Author: Sarvananda Bluestone
Publisher: Inner Traditions / Bear & Co
Published: 2002-12
Total Pages: 268
ISBN-13: 9780892819027
DOWNLOAD EBOOKA unique self-help guide to dream interpretation using techniques and icons from cultures around the world. • Challenges the assumption that all symbols universally signify the same thing to all dreamers. • Includes numerous stories, games, and exercises for inducing, recalling, interpreting, and utilizing dreams. • Extends beyond Jung and Freud to include dream theory from numerous world cultures, including the Temiar of Malaya, the African Ibans, the Lepchka of the Himalayas, and the Ute of North America. Dreaming can be used as a tool for understanding our own consciousness, enhancing creativity, receiving visions, conquering fears, interpreting recent events, healing the body, and evolving the soul. Tapping into the vast dreaming experiences and lore of the world's cultures--from the Siwa people of the Libyan desert to the Naskapi Indians of Labrador--Sarvananda Bluestone challenges the assumption that all symbols universally signify the same thing to all dreamers. The World Dream Book encourages readers to develop their own, personalized symbols for understanding their consciousness and provides a series of stories, multicultural techniques, and games to help them do so.
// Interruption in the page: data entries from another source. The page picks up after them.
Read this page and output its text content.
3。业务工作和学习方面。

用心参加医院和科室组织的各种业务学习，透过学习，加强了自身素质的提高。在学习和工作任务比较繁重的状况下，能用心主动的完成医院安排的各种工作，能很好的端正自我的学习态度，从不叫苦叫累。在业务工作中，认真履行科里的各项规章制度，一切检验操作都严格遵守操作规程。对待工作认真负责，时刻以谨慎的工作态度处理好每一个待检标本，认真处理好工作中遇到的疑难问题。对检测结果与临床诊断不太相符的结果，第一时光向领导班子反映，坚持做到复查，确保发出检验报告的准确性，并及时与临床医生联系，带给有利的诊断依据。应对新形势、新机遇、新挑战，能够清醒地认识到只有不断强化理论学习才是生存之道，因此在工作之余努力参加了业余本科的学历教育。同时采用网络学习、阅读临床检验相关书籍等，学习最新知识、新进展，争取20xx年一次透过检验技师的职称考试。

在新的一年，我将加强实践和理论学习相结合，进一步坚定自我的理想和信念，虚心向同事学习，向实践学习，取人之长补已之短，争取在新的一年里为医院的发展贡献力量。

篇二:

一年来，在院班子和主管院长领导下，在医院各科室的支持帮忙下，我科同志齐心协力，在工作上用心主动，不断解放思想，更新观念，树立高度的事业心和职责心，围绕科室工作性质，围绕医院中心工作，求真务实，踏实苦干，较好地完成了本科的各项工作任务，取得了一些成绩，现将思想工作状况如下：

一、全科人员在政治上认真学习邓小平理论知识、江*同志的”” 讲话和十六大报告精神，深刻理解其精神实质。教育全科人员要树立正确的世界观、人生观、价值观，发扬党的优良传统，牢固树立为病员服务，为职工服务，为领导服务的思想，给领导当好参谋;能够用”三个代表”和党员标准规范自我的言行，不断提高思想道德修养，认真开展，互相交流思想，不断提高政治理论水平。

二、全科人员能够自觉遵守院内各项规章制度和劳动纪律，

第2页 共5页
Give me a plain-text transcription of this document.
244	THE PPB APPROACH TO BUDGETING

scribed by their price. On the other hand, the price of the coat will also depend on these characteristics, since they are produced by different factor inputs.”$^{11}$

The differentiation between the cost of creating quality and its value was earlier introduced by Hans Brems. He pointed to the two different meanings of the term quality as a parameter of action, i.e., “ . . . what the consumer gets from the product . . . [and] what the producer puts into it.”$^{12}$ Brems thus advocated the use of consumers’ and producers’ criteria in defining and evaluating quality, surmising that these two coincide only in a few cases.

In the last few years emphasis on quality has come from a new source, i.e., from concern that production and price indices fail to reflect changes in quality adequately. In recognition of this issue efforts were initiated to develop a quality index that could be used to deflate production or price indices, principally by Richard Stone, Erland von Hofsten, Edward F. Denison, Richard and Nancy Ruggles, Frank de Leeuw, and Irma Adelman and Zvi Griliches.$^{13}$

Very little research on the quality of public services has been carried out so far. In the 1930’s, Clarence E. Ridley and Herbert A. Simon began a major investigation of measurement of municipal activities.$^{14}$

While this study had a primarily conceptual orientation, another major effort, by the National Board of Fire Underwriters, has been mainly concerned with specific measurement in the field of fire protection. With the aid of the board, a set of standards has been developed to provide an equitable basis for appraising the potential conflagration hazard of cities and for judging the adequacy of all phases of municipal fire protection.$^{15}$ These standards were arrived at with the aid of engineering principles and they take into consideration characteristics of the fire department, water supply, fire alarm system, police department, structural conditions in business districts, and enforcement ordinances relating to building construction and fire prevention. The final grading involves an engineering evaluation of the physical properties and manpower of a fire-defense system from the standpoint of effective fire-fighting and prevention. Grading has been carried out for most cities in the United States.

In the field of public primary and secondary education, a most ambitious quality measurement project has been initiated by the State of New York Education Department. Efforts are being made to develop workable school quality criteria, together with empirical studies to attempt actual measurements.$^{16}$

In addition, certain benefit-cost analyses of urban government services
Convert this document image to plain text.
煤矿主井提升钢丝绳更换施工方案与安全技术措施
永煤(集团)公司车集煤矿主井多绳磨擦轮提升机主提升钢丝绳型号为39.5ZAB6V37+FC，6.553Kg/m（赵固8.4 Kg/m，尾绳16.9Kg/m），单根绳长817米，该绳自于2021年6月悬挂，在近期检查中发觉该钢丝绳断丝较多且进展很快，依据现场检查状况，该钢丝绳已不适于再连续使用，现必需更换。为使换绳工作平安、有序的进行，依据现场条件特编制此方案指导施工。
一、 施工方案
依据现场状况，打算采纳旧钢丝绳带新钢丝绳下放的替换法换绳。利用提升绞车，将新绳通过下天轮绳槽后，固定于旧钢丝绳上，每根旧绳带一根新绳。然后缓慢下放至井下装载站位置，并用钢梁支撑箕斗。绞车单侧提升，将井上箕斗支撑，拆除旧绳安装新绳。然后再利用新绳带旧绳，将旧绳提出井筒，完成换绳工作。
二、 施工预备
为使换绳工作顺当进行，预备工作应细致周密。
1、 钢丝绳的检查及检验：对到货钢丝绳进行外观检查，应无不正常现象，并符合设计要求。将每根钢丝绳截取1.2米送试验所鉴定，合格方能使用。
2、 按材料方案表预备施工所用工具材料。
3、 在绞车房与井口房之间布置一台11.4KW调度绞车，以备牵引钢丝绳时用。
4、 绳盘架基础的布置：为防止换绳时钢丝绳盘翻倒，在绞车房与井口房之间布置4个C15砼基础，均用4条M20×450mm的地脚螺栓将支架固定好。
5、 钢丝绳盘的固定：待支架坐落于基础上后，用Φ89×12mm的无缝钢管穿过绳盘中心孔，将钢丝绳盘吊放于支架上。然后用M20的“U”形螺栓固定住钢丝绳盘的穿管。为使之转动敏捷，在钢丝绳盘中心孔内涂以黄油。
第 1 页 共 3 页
Playful explorations, such as the aboriginal "Sipping the Water of the Moon," teach how to induce, recall, interpret, and utilize the power of dreams. Readers will discover how a stone under a pillow can help us remember a dream and will explore their own dormant artist and writer as they reclaim the power of their sleeping consciousness. Sarvananda Bluestone applies his uniquely engaging style to demonstrate that, with a few simple tools, everybody has the capacity to unleash their full dreaming potential.
Author: Robert W. Preucel
Publisher: UNM Press
Published: 2007-03-16
Total Pages: 244
ISBN-13: 9780826342461
DOWNLOAD EBOOKArchaeologists, anthropologists, historians, and Native American scholars offer new views of the Pueblo Revolt of 1680 that emphasize the transformative roles of material culture in mediating Pueblo Indian strategies of resistance and Colonial Spanish structures of domination.
Author: John Hollander
Publisher: Routledge
Published: 2016-04-01
Total Pages: 2216
ISBN-13: 1135922748
DOWNLOAD EBOOKFirst Published in 2004. From Philip Freneau to Walt Whitman, Herman Melville to Trumbull Stickney, this collection of two volumes, selected by John Hollander, gives an insight into the artform during the nineteenth century. This collection is sorted by author with focus on American Indian Poetry, Folk Songs and Spirituals. An extensive list of works with attention to their chronology and editor notes on the texts within.